First celebrated in 1954, the Sydney Film Festival (SFF) is an annual competitive film festival that takes place over the course of 12 days in June in various venues across Sydney, Australia. Screening more than 200 films, SFF then selects 12 winning films representing “courageous, audacious and cutting-edge” cinema. Recently completed, the 2019 edition of the festival featured a new identity designed by local firm For the People.
The old logo was okay, with a sans serif featuring a glowing “D” that I’m guessing was meant to look like a bright screen inside a dark theater. The “D” was a strange letter to make the hero but it’s the only fully fillable letter in the name. The new logo is another sans serif, Agrandir, which is slightly quirky and odd — not so much in the specific characters that appear in the name but the rest of them, especially the lowercase are pretty interesting.
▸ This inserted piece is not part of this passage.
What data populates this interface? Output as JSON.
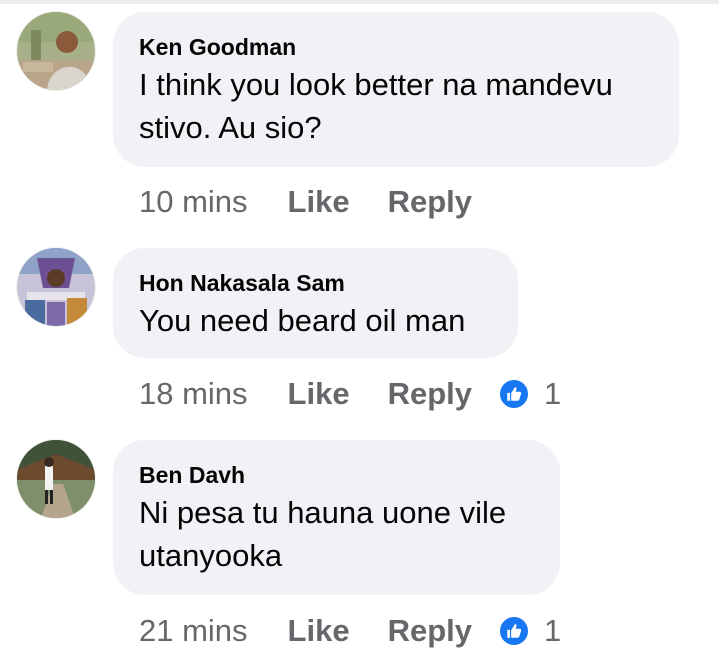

In principle, there isn’t much to the logo so if it leaves you wanting more, there are at least 30 other logos in this identity that might satisfy you.
Referencing 1970s to 1990s film and TV production logos with a filter of those logos being played on Betamax and VHS tapes, the identity system uses a very wide range of totally gratuitous but totally awesome logos to promote and present the festival and all of its films. I love how they categorized the logos into buckets like “screen”, “sound”, “associations”, and “miscellaneous”, capturing all the different logos you would see in the opening credits and end titles of a movie. It’s tempting to give an opinion on each logo but, honestly, y’all don’t pay me enough… kidding. The point of the logos isn’t their individual execution — it helps that they are all pretty much on point — but the overall effect they create: a weird, micro-universe where all aspects of a movie are handled by an SFF conglomerate. The animations are fantastic with their jagged and jumpy motion as if they had been done on the Scanimate.
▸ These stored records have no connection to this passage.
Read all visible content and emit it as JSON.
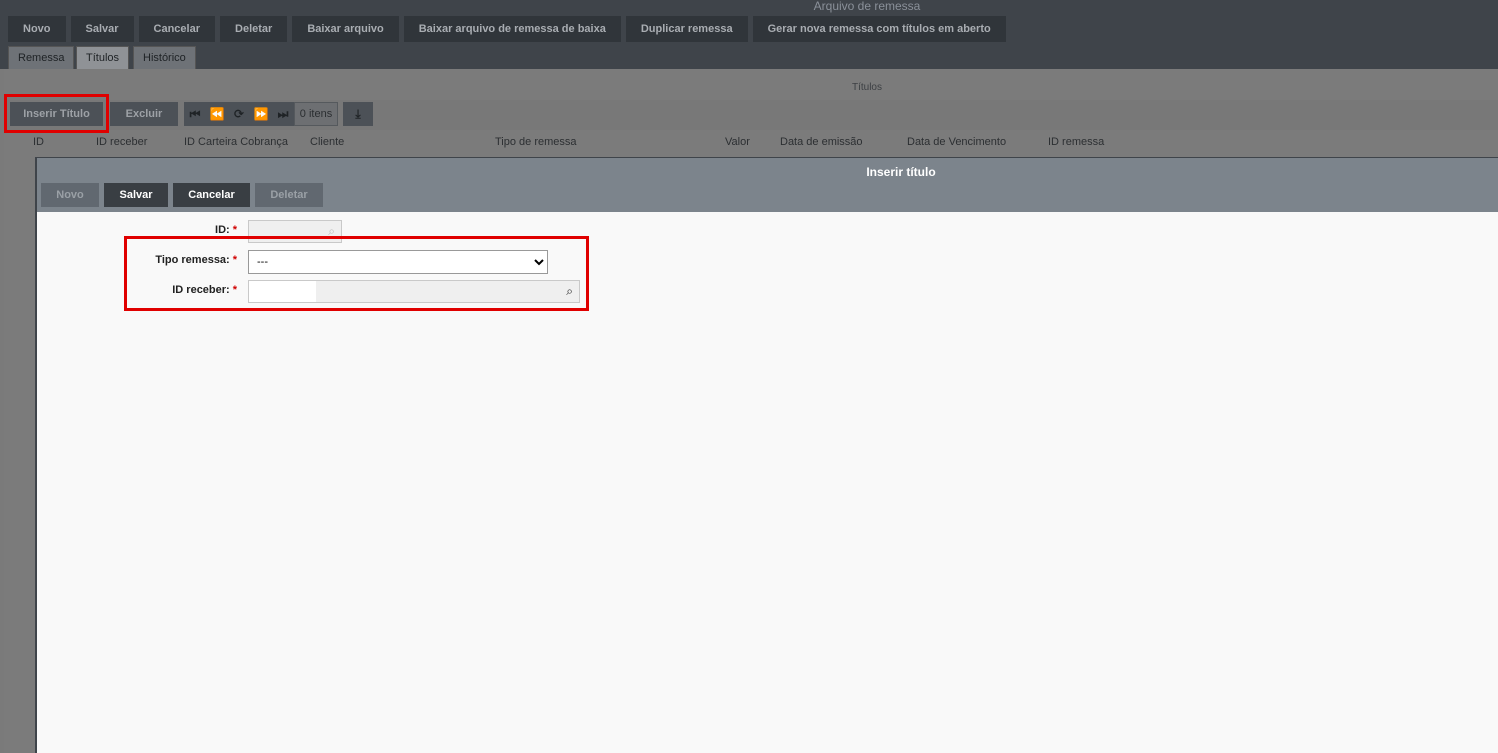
{
  "app": {
    "title": "Arquivo de remessa",
    "toolbar": [
      "Novo",
      "Salvar",
      "Cancelar",
      "Deletar",
      "Baixar arquivo",
      "Baixar arquivo de remessa de baixa",
      "Duplicar remessa",
      "Gerar nova remessa com títulos em aberto"
    ],
    "tabs": [
      "Remessa",
      "Títulos",
      "Histórico"
    ],
    "active_tab": "Títulos"
  },
  "titulos": {
    "section_title": "Títulos",
    "insert_button": "Inserir Título",
    "delete_button": "Excluir",
    "pager": {
      "icons": [
        "first-page-icon",
        "previous-page-icon",
        "refresh-icon",
        "next-page-icon",
        "last-page-icon"
      ],
      "count": "0 itens"
    },
    "download_icon": "download-icon",
    "columns": [
      "ID",
      "ID receber",
      "ID Carteira Cobrança",
      "Cliente",
      "Tipo de remessa",
      "Valor",
      "Data de emissão",
      "Data de Vencimento",
      "ID remessa"
    ]
  },
  "modal": {
    "title": "Inserir título",
    "buttons": {
      "novo": "Novo",
      "salvar": "Salvar",
      "cancelar": "Cancelar",
      "deletar": "Deletar"
    },
    "fields": {
      "id_label": "ID:",
      "tipo_label": "Tipo remessa:",
      "tipo_value": "---",
      "receber_label": "ID receber:",
      "required_mark": "*"
    }
  },
  "colors": {
    "highlight": "#e00000",
    "modal_header": "#7c848c",
    "dark_button": "#393e43"
  }
}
The applications are fairly straightforward in the sense that it’s always a big logo at the top with the date, followed by type or a film frame, followed by secondary logos, followed by official sponsor logos, and done, all in a justified layout. They pack a punch though, with the bold color palette and density of elements.
The ads and other promotional items also display a wry sense of humor, sometimes delivered in a simple headline and sometimes in the style of “The following preview has been APPROVED by…” rating green screens. They are good but I wonder if the copywriting could have been pushed beyond some of the obvious jokes. Nonetheless, it all plays very well with the film-universe theme they have going on.
Overall, this is a highly entertaining identity that fits a film festival quite well and has been executed with plenty of conviction and an evident sense of glee.